On croit souvent que l’indépendance abolit automatiquement ces héritages. C’est faux. Les frontières peuvent changer de drapeau sans changer de logique. L’État algérien indépendant a hérité d’une administration verticale, centralisée, soupçonneuse, construite pour surveiller plus que pour représenter. La France coloniale avait administré l’Algérie comme un territoire à pacifier. Le régime postcolonial l’a souvent administrée comme un peuple à contenir.
Voilà le cœur du problème algérien : le pouvoir parle de libération, mais gouverne par des réflexes de commandement. Il célèbre Novembre, mais reconduit l’esprit du bureau arabe. Il dénonce l’empire, mais conserve l’obsession impériale du classement, de la discipline et de la mise au pas.
L’unité nationale ne se décrète pas par la matraque
L’unité algérienne n’est pas une invention du régime. Elle est plus ancienne, plus profonde, plus noble que lui. Elle est née des résistances, des villages, des zaouïas, des maquis, des villes populaires, des chants, des deuils, des langues entremêlées, des martyrs sans uniforme officiel. Elle n’appartient ni à un président, ni à un état-major, ni à un ministère de l’Intérieur.
Mais cette unité devient fragile lorsqu’elle est transformée en injonction policière. Depuis des décennies, le pouvoir algérien confond l’unité avec l’obéissance. Il ne cherche pas à réconcilier les composantes du pays ; il cherche à les neutraliser. Il ne veut pas entendre les douleurs kabyles, mozabites, chaouies, touarègues, arabophones, sahariennes ou diasporiques comme des appels à refonder le pacte national. Il préfère les traiter comme des risques sécuritaires, des manipulations étrangères, des anomalies à surveiller.
Certes, l’ingérence existe. Certes, des forces étrangères rêvent d’une Algérie affaiblie, fragmentée, rendue ingouvernable, ramenée à l’état de marché stratégique ouvert aux prédateurs. Certes, certaines officines régionales exploitent les blessures identitaires pour régler leurs comptes avec Alger. Mais le pouvoir ment lorsqu’il croit pouvoir tout expliquer par le complot. Une faille n’est exploitable de l’extérieur que lorsqu’elle a été creusée de l’intérieur.
La vraie trahison n’est pas de nommer les fractures du pays. La vraie trahison consiste à les laisser pourrir jusqu’à ce qu’elles deviennent des armes dans les mains des autres.

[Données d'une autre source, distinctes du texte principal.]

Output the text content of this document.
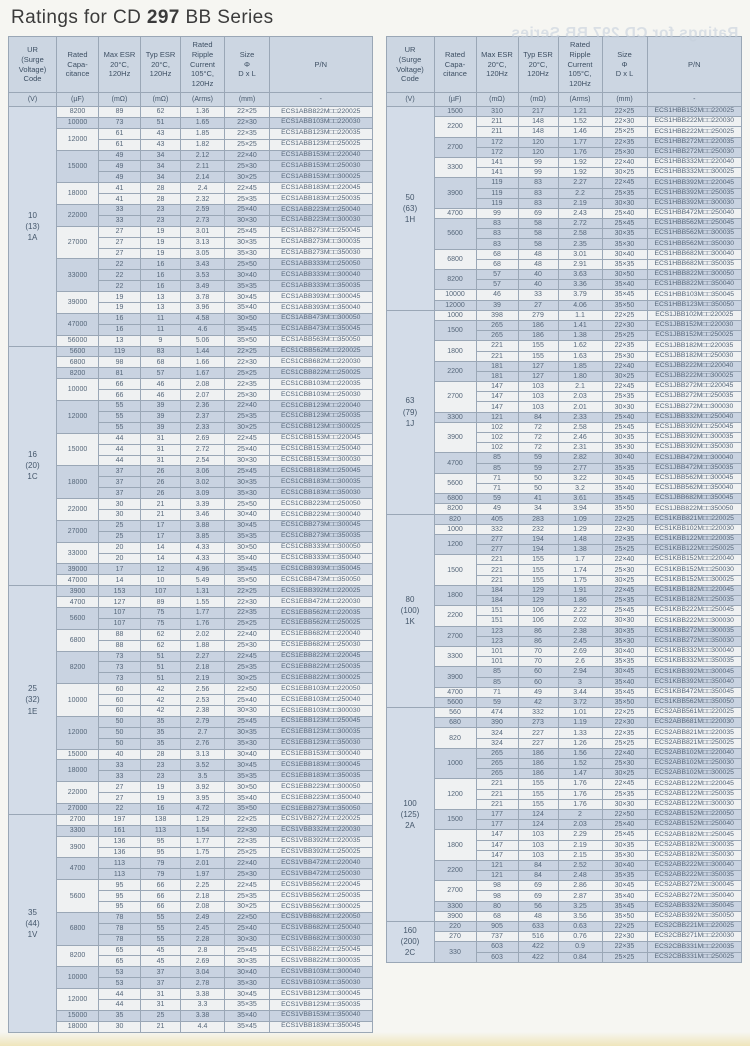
Ratings for CD 297 BB Series
Ratings for CD 297 BB Series
UR
(Surge
Voltage)
Code	Rated
Capa-
citance	Max ESR
20°C,
120Hz	Typ ESR
20°C,
120Hz	Rated
Ripple
Current
105°C,
120Hz	Size
Φ
D x L	P/N
(V)	(µF)	(mΩ)	(mΩ)	(Arms)	(mm)	-
10
(13)
1A	8200	89	62	1.36	22×25	ECS1ABB822M□□220025
	10000	73	51	1.65	22×30	ECS1ABB103M□□220030
	12000	61	43	1.85	22×35	ECS1ABB123M□□220035
		61	43	1.82	25×25	ECS1ABB123M□□250025
	15000	49	34	2.12	22×40	ECS1ABB153M□□220040
		49	34	2.11	25×30	ECS1ABB153M□□250030
		49	34	2.14	30×25	ECS1ABB153M□□300025
	18000	41	28	2.4	22×45	ECS1ABB183M□□220045
		41	28	2.32	25×35	ECS1ABB183M□□250035
	22000	33	23	2.59	25×40	ECS1ABB223M□□250040
		33	23	2.73	30×30	ECS1ABB223M□□300030
	27000	27	19	3.01	25×45	ECS1ABB273M□□250045
		27	19	3.13	30×35	ECS1ABB273M□□300035
		27	19	3.05	35×30	ECS1ABB273M□□350030
	33000	22	16	3.43	25×50	ECS1ABB333M□□250050
		22	16	3.53	30×40	ECS1ABB333M□□300040
		22	16	3.49	35×35	ECS1ABB333M□□350035
	39000	19	13	3.78	30×45	ECS1ABB393M□□300045
		19	13	3.96	35×40	ECS1ABB393M□□350040
	47000	16	11	4.58	30×50	ECS1ABB473M□□300050
		16	11	4.6	35×45	ECS1ABB473M□□350045
	56000	13	9	5.06	35×50	ECS1ABB563M□□350050
16
(20)
1C	5600	119	83	1.44	22×25	ECS1CBB562M□□220025
	6800	98	68	1.66	22×30	ECS1CBB682M□□220030
	8200	81	57	1.67	25×25	ECS1CBB822M□□250025
	10000	66	46	2.08	22×35	ECS1CBB103M□□220035
		66	46	2.07	25×30	ECS1CBB103M□□250030
	12000	55	39	2.36	22×40	ECS1CBB123M□□220040
		55	39	2.37	25×35	ECS1CBB123M□□250035
		55	39	2.33	30×25	ECS1CBB123M□□300025
	15000	44	31	2.69	22×45	ECS1CBB153M□□220045
		44	31	2.72	25×40	ECS1CBB153M□□250040
		44	31	2.54	30×30	ECS1CBB153M□□300030
	18000	37	26	3.06	25×45	ECS1CBB183M□□250045
		37	26	3.02	30×35	ECS1CBB183M□□300035
		37	26	3.09	35×30	ECS1CBB183M□□350030
	22000	30	21	3.39	25×50	ECS1CBB223M□□250050
		30	21	3.46	30×40	ECS1CBB223M□□300040
	27000	25	17	3.88	30×45	ECS1CBB273M□□300045
		25	17	3.85	35×35	ECS1CBB273M□□350035
	33000	20	14	4.33	30×50	ECS1CBB333M□□300050
		20	14	4.33	35×40	ECS1CBB333M□□350040
	39000	17	12	4.96	35×45	ECS1CBB393M□□350045
	47000	14	10	5.49	35×50	ECS1CBB473M□□350050
25
(32)
1E	3900	153	107	1.31	22×25	ECS1EBB392M□□220025
	4700	127	89	1.55	22×30	ECS1EBB472M□□220030
	5600	107	75	1.77	22×35	ECS1EBB562M□□220035
		107	75	1.76	25×25	ECS1EBB562M□□250025
	6800	88	62	2.02	22×40	ECS1EBB682M□□220040
		88	62	1.88	25×30	ECS1EBB682M□□250030
	8200	73	51	2.27	22×45	ECS1EBB822M□□220045
		73	51	2.18	25×35	ECS1EBB822M□□250035
		73	51	2.19	30×25	ECS1EBB822M□□300025
	10000	60	42	2.56	22×50	ECS1EBB103M□□220050
		60	42	2.53	25×40	ECS1EBB103M□□250040
		60	42	2.38	30×30	ECS1EBB103M□□300030
	12000	50	35	2.79	25×45	ECS1EBB123M□□250045
		50	35	2.7	30×35	ECS1EBB123M□□300035
		50	35	2.76	35×30	ECS1EBB123M□□350030
	15000	40	28	3.13	30×40	ECS1EBB153M□□300040
	18000	33	23	3.52	30×45	ECS1EBB183M□□300045
		33	23	3.5	35×35	ECS1EBB183M□□350035
	22000	27	19	3.92	30×50	ECS1EBB223M□□300050
		27	19	3.95	35×40	ECS1EBB223M□□350040
	27000	22	16	4.72	35×50	ECS1EBB273M□□350050
35
(44)
1V	2700	197	138	1.29	22×25	ECS1VBB272M□□220025
	3300	161	113	1.54	22×30	ECS1VBB332M□□220030
	3900	136	95	1.77	22×35	ECS1VBB392M□□220035
		136	95	1.75	25×25	ECS1VBB392M□□250025
	4700	113	79	2.01	22×40	ECS1VBB472M□□220040
		113	79	1.97	25×30	ECS1VBB472M□□250030
	5600	95	66	2.25	22×45	ECS1VBB562M□□220045
		95	66	2.18	25×35	ECS1VBB562M□□250035
		95	66	2.08	30×25	ECS1VBB562M□□300025
	6800	78	55	2.49	22×50	ECS1VBB682M□□220050
		78	55	2.45	25×40	ECS1VBB682M□□250040
		78	55	2.28	30×30	ECS1VBB682M□□300030
	8200	65	45	2.8	25×45	ECS1VBB822M□□250045
		65	45	2.69	30×35	ECS1VBB822M□□300035
	10000	53	37	3.04	30×40	ECS1VBB103M□□300040
		53	37	2.78	35×30	ECS1VBB103M□□350030
	12000	44	31	3.38	30×45	ECS1VBB123M□□300045
		44	31	3.3	35×35	ECS1VBB123M□□350035
	15000	35	25	3.38	35×40	ECS1VBB153M□□350040
	18000	30	21	4.4	35×45	ECS1VBB183M□□350045
UR
(Surge
Voltage)
Code	Rated
Capa-
citance	Max ESR
20°C,
120Hz	Typ ESR
20°C,
120Hz	Rated
Ripple
Current
105°C,
120Hz	Size
Φ
D x L	P/N
(V)	(µF)	(mΩ)	(mΩ)	(Arms)	(mm)	-
50
(63)
1H	1500	310	217	1.21	22×25	ECS1HBB152M□□220025
	2200	211	148	1.52	22×30	ECS1HBB222M□□220030
		211	148	1.46	25×25	ECS1HBB222M□□250025
	2700	172	120	1.77	22×35	ECS1HBB272M□□220035
		172	120	1.76	25×30	ECS1HBB272M□□250030
	3300	141	99	1.92	22×40	ECS1HBB332M□□220040
		141	99	1.92	30×25	ECS1HBB332M□□300025
	3900	119	83	2.27	22×45	ECS1HBB392M□□220045
		119	83	2.2	25×35	ECS1HBB392M□□250035
		119	83	2.19	30×30	ECS1HBB392M□□300030
	4700	99	69	2.43	25×40	ECS1HBB472M□□250040
	5600	83	58	2.72	25×45	ECS1HBB562M□□250045
		83	58	2.58	30×35	ECS1HBB562M□□300035
		83	58	2.35	35×30	ECS1HBB562M□□350030
	6800	68	48	3.01	30×40	ECS1HBB682M□□300040
		68	48	2.91	35×35	ECS1HBB682M□□350035
	8200	57	40	3.63	30×50	ECS1HBB822M□□300050
		57	40	3.36	35×40	ECS1HBB822M□□350040
	10000	46	33	3.79	35×45	ECS1HBB103M□□350045
	12000	39	27	4.06	35×50	ECS1HBB123M□□350050
63
(79)
1J	1000	398	279	1.1	22×25	ECS1JBB102M□□220025
	1500	265	186	1.41	22×30	ECS1JBB152M□□220030
		265	186	1.38	25×25	ECS1JBB152M□□250025
	1800	221	155	1.62	22×35	ECS1JBB182M□□220035
		221	155	1.63	25×30	ECS1JBB182M□□250030
	2200	181	127	1.85	22×40	ECS1JBB222M□□220040
		181	127	1.80	30×25	ECS1JBB222M□□300025
	2700	147	103	2.1	22×45	ECS1JBB272M□□220045
		147	103	2.03	25×35	ECS1JBB272M□□250035
		147	103	2.01	30×30	ECS1JBB272M□□300030
	3300	121	84	2.33	25×40	ECS1JBB332M□□250040
	3900	102	72	2.58	25×45	ECS1JBB392M□□250045
		102	72	2.46	30×35	ECS1JBB392M□□300035
		102	72	2.31	35×30	ECS1JBB392M□□350030
	4700	85	59	2.82	30×40	ECS1JBB472M□□300040
		85	59	2.77	35×35	ECS1JBB472M□□350035
	5600	71	50	3.22	30×45	ECS1JBB562M□□300045
		71	50	3.2	35×40	ECS1JBB562M□□350040
	6800	59	41	3.61	35×45	ECS1JBB682M□□350045
	8200	49	34	3.94	35×50	ECS1JBB822M□□350050
80
(100)
1K	820	405	283	1.09	22×25	ECS1KBB821M□□220025
	1000	332	232	1.29	22×30	ECS1KBB102M□□220030
	1200	277	194	1.48	22×35	ECS1KBB122M□□220035
		277	194	1.38	25×25	ECS1KBB122M□□250025
	1500	221	155	1.7	22×40	ECS1KBB152M□□220040
		221	155	1.74	25×30	ECS1KBB152M□□250030
		221	155	1.75	30×25	ECS1KBB152M□□300025
	1800	184	129	1.91	22×45	ECS1KBB182M□□220045
		184	129	1.86	25×35	ECS1KBB182M□□250035
	2200	151	106	2.22	25×45	ECS1KBB222M□□250045
		151	106	2.02	30×30	ECS1KBB222M□□300030
	2700	123	86	2.38	30×35	ECS1KBB272M□□300035
		123	86	2.45	35×30	ECS1KBB272M□□350030
	3300	101	70	2.69	30×40	ECS1KBB332M□□300040
		101	70	2.6	35×35	ECS1KBB332M□□350035
	3900	85	60	2.94	30×45	ECS1KBB392M□□300045
		85	60	3	35×40	ECS1KBB392M□□350040
	4700	71	49	3.44	35×45	ECS1KBB472M□□350045
	5600	59	42	3.72	35×50	ECS1KBB562M□□350050
100
(125)
2A	560	474	332	1.01	22×25	ECS2ABB561M□□220025
	680	390	273	1.19	22×30	ECS2ABB681M□□220030
	820	324	227	1.33	22×35	ECS2ABB821M□□220035
		324	227	1.26	25×25	ECS2ABB821M□□250025
	1000	265	186	1.56	22×40	ECS2ABB102M□□220040
		265	186	1.52	25×30	ECS2ABB102M□□250030
		265	186	1.47	30×25	ECS2ABB102M□□300025
	1200	221	155	1.76	22×45	ECS2ABB122M□□220045
		221	155	1.76	25×35	ECS2ABB122M□□250035
		221	155	1.76	30×30	ECS2ABB122M□□300030
	1500	177	124	2	22×50	ECS2ABB152M□□220050
		177	124	2.03	25×40	ECS2ABB152M□□250040
	1800	147	103	2.29	25×45	ECS2ABB182M□□250045
		147	103	2.19	30×35	ECS2ABB182M□□300035
		147	103	2.15	35×30	ECS2ABB182M□□350030
	2200	121	84	2.52	30×40	ECS2ABB222M□□300040
		121	84	2.48	35×35	ECS2ABB222M□□350035
	2700	98	69	2.86	30×45	ECS2ABB272M□□300045
		98	69	2.87	35×40	ECS2ABB272M□□350040
	3300	80	56	3.25	35×45	ECS2ABB332M□□350045
	3900	68	48	3.56	35×50	ECS2ABB392M□□350050
160
(200)
2C	220	905	633	0.63	22×25	ECS2CBB221M□□220025
	270	737	516	0.76	22×30	ECS2CBB271M□□220030
	330	603	422	0.9	22×35	ECS2CBB331M□□220035
		603	422	0.84	25×25	ECS2CBB331M□□250025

Amazighité officielle, reconnaissance inachevée
La reconnaissance constitutionnelle de tamazight comme langue nationale et officielle en 2016 a été présentée comme une grande avancée. Elle l’était, en partie. Après des décennies de négation, de folklorisation et de répression symbolique, l’État reconnaissait enfin que l’Algérie ne pouvait pas être réduite à une arabité administrative vidée de son histoire amazighe.
Mais une langue n’est pas sauvée par un article de Constitution. Elle vit dans l’école, les médias, les tribunaux, l’administration, la dignité sociale, la transmission familiale, la création littéraire, la reconnaissance réelle des territoires qui la portent. Or le régime algérien pratique souvent la reconnaissance comme une anesthésie : il concède un symbole pour éviter une transformation politique.
L’amazighité officielle devient alors une vitrine. On la célèbre dans les discours, on la surveille dans la rue. On l’imprime sur les façades, on l’appauvrit dans les programmes. On lui donne une fête, mais on lui refuse parfois la pleine puissance culturelle. Le pouvoir accepte l’identité lorsqu’elle chante ; il la redoute lorsqu’elle pense.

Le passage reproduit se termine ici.